Position of the USA and Russia

The US de facto supports Japan, which is clearly seen in the statements of the United States. For example, in May 2013, the US Department of Defence in the report “Military and Security Issues of 2013 related to the PRC” criticized China’s claims to the islands, stating that the PRC’s actions contradict international maritime law. On November 12, 2020, US president Joe Biden, before his inauguration, officially confirmed Washington’s recognition of the Senkaku Islands belonging to Japan and declared the US readiness to defend their sovereignty in the event of aggression by China. Moreover, in March of this year, US Secretary of State Anthony Blinken and Defence Secretary Lloyd Austin agreed with their Japanese colleagues to counter any unilateral attempts by China to undermine Tokyo’s control over Senkaku.

As for Russia, it officially declares that it takes a neutral position concerning those territorial issues to which it is not a party. However, it is entirely possible that Russia, which also has territorial disputes with Japan, could support China to put pressure on Tokyo. For example, in June 2016, Russian and Chinese warships marched near the Senkaku Islands during joint drills, which was evaluated by observers as a sign of solidarity in anti-Japanese cooperation with China.

Is a direct confrontation possible?

China’s naval activation and its attempts to strengthen its positions in the East China Sea are perceived by Japan as a direct threat to its security.
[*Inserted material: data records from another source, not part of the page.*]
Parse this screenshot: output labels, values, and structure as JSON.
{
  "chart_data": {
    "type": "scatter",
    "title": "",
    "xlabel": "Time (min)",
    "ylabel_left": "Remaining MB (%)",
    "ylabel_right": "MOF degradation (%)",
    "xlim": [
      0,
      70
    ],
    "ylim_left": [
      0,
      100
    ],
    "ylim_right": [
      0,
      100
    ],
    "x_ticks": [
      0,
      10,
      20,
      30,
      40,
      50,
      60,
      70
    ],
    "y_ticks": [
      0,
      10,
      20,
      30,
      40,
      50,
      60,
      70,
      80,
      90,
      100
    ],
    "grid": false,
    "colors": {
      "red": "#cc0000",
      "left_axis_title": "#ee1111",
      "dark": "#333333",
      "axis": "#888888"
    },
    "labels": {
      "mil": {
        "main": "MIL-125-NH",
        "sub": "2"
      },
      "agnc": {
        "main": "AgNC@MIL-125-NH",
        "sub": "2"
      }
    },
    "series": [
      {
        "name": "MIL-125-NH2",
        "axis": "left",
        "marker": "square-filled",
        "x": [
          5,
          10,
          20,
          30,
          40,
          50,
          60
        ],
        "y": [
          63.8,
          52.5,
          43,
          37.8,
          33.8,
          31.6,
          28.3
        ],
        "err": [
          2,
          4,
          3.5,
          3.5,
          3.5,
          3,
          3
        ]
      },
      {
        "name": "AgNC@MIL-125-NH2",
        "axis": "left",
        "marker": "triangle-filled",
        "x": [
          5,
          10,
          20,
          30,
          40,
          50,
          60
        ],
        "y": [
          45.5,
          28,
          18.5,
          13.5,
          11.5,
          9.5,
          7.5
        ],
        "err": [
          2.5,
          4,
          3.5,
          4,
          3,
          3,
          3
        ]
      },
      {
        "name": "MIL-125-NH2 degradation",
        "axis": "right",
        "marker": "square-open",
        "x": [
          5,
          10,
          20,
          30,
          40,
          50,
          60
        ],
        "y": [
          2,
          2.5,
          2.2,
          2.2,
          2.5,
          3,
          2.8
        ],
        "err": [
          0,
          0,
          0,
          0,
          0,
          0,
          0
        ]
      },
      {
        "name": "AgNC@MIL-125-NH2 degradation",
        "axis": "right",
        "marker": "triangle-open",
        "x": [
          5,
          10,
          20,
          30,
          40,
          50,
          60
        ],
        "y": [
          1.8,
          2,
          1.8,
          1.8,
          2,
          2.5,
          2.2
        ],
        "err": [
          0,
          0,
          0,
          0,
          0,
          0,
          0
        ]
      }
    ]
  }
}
However, there is no need to talk about direct confrontation yet. The risk of unforeseen military clashes during such dangerous maneuvers remains high, but it is still temporary.

In turn, it is also important to emphasize that the islands have become a symbol of something more than just economic and legal interests. Here we are talking more about the geopolitical balance in the East China Sea, where the activation of regional powers has recently been observed.